Der Kanadier James Naismith hat die Sportart Basketball in den 1890er Jahren erfunden. Fast 130 Jahre später haben die Toronto Raptors als erstes kanadisches Team einen NBA-Titel gewonnen.
Nur zwei Mannschaften gelang es in den letzten vier Jahren, die Golden State Warriors in einer Playoff-Serie zu besiegen. Die Cleveland Cavaliers schafften das im Finale 2016 im siebten und entscheidenden Spiel. 2015, 2017 und 2018 setzten sich jeweils die Warriors die NBA-Krone auf. Mit dem 114:110-Erfolg der Toronto Raptors über die Golden State Warriors im sechsten Finalspiel haben auch die Kanadier dieses Kunststück vollbracht und sich zum ersten Mal in ihrer Franchise-Geschichte zum Meister gekürt.
Die Gründe des Erfolgs sind vielschichtig: Natürlich ist Kawhi Leonard zu nennen, der 2017/2018 fast die komplette Spielzeit im Dress der San Antonio Spurs aussetzte, weil er sich gesundheitlich nicht bereit fühlte. Eine Quadrizeps-Verletzung empfand Leonard ernster als der medizinische Stab der Spurs, welcher Leonard eigentlich die Freigabe erteilte.
Im Laufe der Zeit kam es zum Bruch beider Parteien: Im vergangenen Sommer fädelte San Antonio mit den Raptors einen Trade ein: Leonard und Danny Green kamen nach Toronto, während DeMar DeRozan und Jakob Pöltl nach Texas wechselten.
Ujiri pokert
Torontos General Manager Masai Ujiri ging mit dem Trade für Leonard „All in“, mit dem Wissen, dass der Flügelspieler nach einer Saison wieder weg sein kann. Schon in der regulären Saison stellte Leonard seine Qualität unter Beweis, nur um in den Playoffs noch eine Schippe draufzulegen. Die Verletzung aus der Vorsaison schien ihn überhaupt nicht mehr zu beeinträchtigen. Und sobald der 27-Jährige sich schlapp und müde fühlte, setzte er eine Partie aus.

In den Conference Semifinals gegen die Philadelphia 76ers agierte Leonard stellenweise als Einzelkämpfer. Wie einer der 300 Spartaner, der sich gegen die persische Übermacht behauptet, wohingegen jeder seiner Mitspieler so seine Probleme hatte. Mit seinem verrückten Wurf im siebten Spiel sorgte Leonard darüber hinaus für das Weiterkommen – und für das Sportfoto des Jahres.

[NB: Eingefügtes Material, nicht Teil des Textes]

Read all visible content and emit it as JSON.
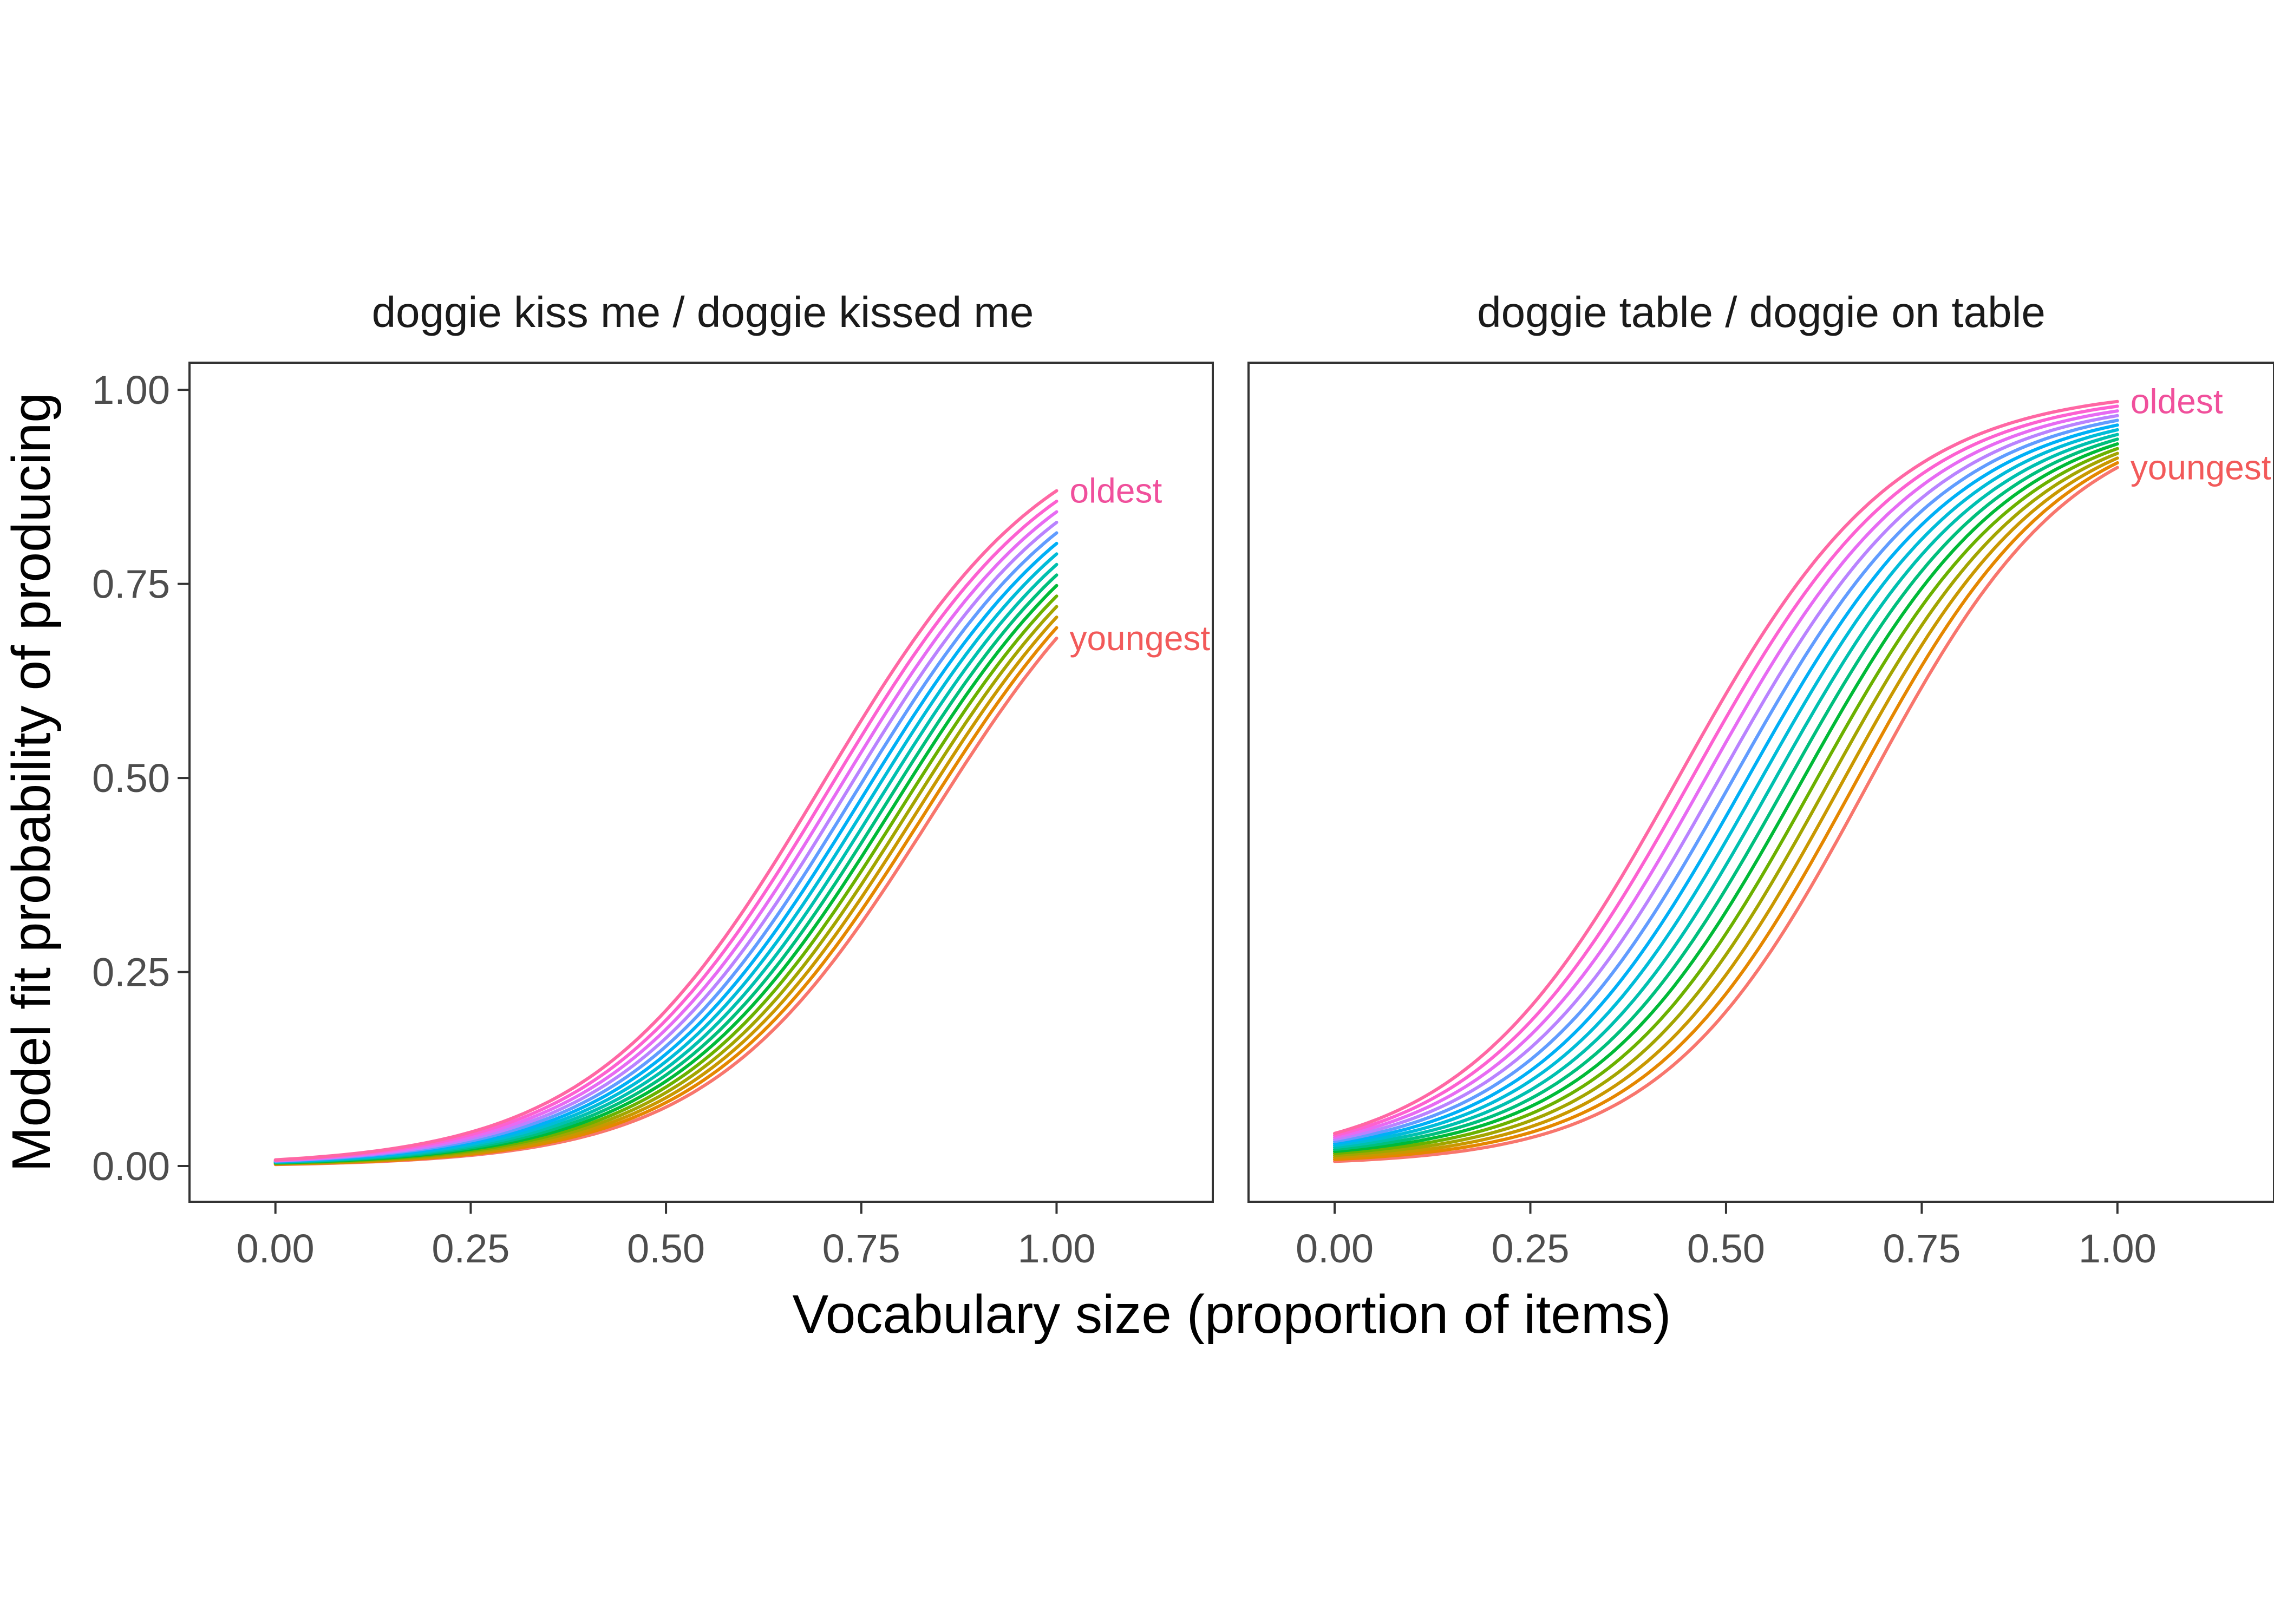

In den Conference Finals gegen die Milwaukee Bucks lag Toronto schon 0:2 zurück. Dann unternahmen die Raptors ein paar Anpassungen in der Defensive, vertrauten auf die eigene Stärke und kehrten wieder zum Teambasketball zurück. Die folgenden vier Spiele gingen allesamt an die Raptors. Diesmal trumpfte nicht nur Leonard auf, sondern auch Pascal Siakam, Kyle Lowry, Serge Ibaka, Marc Gasol oder Fred van Vleet, der nach der Geburt seines Sohnes den Wurf wiederfand.
Auch im Finale präsentierten sich die Raptors als Einheit. Gleich sechs Spieler punkteten im Schnitt zweistellig: Finals-MVP Leonard (28,5 Punkte), Siakam (19,6), Lowry (16,2), VanVleet (14), Gasol (12) und Ibaka (11,3). Das Team übernahm die Identität ihres besten Spielers Kawhi Leonard, abseits des Parketts ein ruhiger, fast schüchterner Zeitgenosse, der aber belastbar und druckresistent ist wie kaum ein zweiter. Die Raptors erwiesen sich über die gesamten Playoffs als äußerst strapazierfähig.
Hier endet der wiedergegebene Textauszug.